1. The Data Protection Agency shall be governed by the provisions of private law with regard to acquisitions and disposal of goods.
2. The assets to be acquired by the Agency shall be integrated into their assets.
3. Contracts concluded by the Agency shall be governed by the provisions of private law, without prejudice to the award of contracts being agreed upon prior to advertising and promotion of competition.
Section 3. Staff scheme
Article 37. Relationship of jobs.
1. The Data Protection Agency shall propose to the competent bodies, through the Ministry of Justice, the employment relationship of the Agency.
2. The employment relationship shall comprise:
(a) Jobs to be carried out by official staff. The holders of the bodies referred to in Article 11.3 shall have the rank of Subdirector-General.
b) Jobs to be carried out by labour personnel, with the expression of the factors that, according to the tasks of each job, determine the impossibility of their performance by official staff.
3. The descriptions of the posts shall expressly indicate the obligation which, in accordance with Articles 10 and 39 of the Organic Law 5/1992 of 29 October, corresponds to the staff in respect of the observance of the confidentiality of the personal data, which the holders of each post are aware of in the performance of their tasks.
Article 38. Remuneration.
The remuneration of the Agency's staff and staff shall be in accordance with the provisions of the annual budget laws.
Article 39. Provision of jobs.
1. The Data Protection Agency shall provide the posts attached to the official staff in accordance with the law of the Civil Service.
2. The positions assigned to the workforce shall be provided by public notice and in accordance with the principles of equality, merit and capacity.
Additional disposition first. Deadline for making the nomination proposals.
Within one month of the entry into force of this Statute, the institutions, bodies, corporations and organizations referred to in Article 19 of this Statute shall communicate the names of the persons to whom the propose for appointment as members of the Advisory Board.
Additional provision second.
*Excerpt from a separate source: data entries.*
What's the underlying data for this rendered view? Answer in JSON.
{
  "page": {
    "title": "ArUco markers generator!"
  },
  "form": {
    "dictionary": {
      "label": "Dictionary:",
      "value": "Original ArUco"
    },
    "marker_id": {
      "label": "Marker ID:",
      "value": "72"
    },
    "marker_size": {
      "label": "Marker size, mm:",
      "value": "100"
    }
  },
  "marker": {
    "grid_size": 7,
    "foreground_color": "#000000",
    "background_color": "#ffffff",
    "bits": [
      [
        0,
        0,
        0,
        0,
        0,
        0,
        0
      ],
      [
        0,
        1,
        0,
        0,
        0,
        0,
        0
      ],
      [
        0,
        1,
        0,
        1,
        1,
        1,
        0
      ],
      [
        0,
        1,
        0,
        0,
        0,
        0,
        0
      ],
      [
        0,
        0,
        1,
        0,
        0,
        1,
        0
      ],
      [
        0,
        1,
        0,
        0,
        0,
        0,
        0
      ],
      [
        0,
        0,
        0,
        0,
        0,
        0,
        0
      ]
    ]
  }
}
Appointment of the members of the Advisory Board.
After the deadline set out in the first provision, the Government shall appoint without further processing to the members of the Advisory Council that have been proposed and shall appoint the Director of the Agency from among them.
Additional provision third. Files excluded.
1. In the terms and limits laid down in Articles 21.3 and 40 of the Organic Law 5/1992 of 29 October, the automatic files of personal data created or created are excluded from the scope of this Statute. managed by the Autonomous Communities.
2. The files referred to in Article 2 (2) and (3) of the Organic Law 5/1992 of 29 October of 29 October, except as provided for in this last paragraph for files which are not covered by this Regulation, shall also be excluded from the scope of this Statute. serve exclusively for statistical purposes.